Translation meaning & definition of the word "speak" into Turkish language
Türk diline "konuş" kelimesinin çeviri anlamı ve tanımı
English⟶Turkish
Speak
[Konuşmak]/spik/
verb
1. Express in speech
- "She talks a lot of nonsense"
- "This depressed patient does not verbalize"
- synonym:
- talk ,
- speak ,
- utter ,
- mouth ,
- verbalize ,
- verbalise
1. Konuşmasında ifade etmek
- "Çok saçma konuşuyor"
- "Bu depresif hasta söze dökmüyor"
- eşanlamlı:
- konuşmak ,
- ifade etmek ,
- ağız
2. Exchange thoughts
- Talk with
- "We often talk business"
- "Actions talk louder than words"
- synonym:
- talk ,
- speak
2. Fikir alışverişi
- Konuşmak
- "Çoğu zaman iş konuşuyoruz"
- "Eylemler kelimelerden daha yüksek sesle konuşur"
- eşanlamlı:
- konuşmak
3. Use language
- "The baby talks already"
- "The prisoner won't speak"
- "They speak a strange dialect"
- synonym:
- speak ,
- talk
3. Dil kullanın
- "Bebek zaten konuşuyor"
- "Mahkum konuşmuyor"
- "Tuhaf bir lehçe konuşuyorlar"
- eşanlamlı:
- konuşmak
4. Give a speech to
- "The chairman addressed the board of trustees"
- synonym:
- address ,
- speak
4. Konuşma yapmak
- "Başkan mütevelli heyetine seslendi"
- eşanlamlı:
- adres ,
- konuşmak
5. Make a characteristic or natural sound
- "The drums spoke"
- synonym:
- speak
5. Karakteristik veya doğal bir ses yapın
- "Davullar konuştu"
- eşanlamlı:
- konuşmak
Examples of using
Tom lied about being able to speak French.
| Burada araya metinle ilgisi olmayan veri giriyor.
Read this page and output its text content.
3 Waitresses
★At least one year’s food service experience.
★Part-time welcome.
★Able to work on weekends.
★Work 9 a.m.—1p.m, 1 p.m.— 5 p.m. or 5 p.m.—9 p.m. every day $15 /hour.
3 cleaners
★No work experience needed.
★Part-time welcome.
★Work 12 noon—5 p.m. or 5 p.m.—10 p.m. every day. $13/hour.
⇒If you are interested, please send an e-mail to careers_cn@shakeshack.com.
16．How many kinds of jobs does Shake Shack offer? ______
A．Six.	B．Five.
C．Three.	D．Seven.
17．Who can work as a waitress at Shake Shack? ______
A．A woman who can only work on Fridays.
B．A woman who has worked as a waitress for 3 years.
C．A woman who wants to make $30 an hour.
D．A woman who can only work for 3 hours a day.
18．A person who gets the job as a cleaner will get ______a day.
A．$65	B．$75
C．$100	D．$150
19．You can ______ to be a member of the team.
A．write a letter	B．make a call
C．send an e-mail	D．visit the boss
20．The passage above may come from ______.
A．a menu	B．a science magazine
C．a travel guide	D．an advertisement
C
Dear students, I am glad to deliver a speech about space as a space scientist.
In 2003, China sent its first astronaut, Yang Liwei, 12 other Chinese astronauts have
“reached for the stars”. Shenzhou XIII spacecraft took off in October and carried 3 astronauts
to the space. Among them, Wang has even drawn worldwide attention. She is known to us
Tom Fransızca konuşabildiği hakkında yalan söyledi.
Tom is the only one in our family who knows how to speak French.
Tom ailemizde Fransızca konuşmayı bilen tek kişidir.
Tom is the only one I know that can speak French.
Tom burada Fransızca konuşabilen tanıdığım tek kişidir.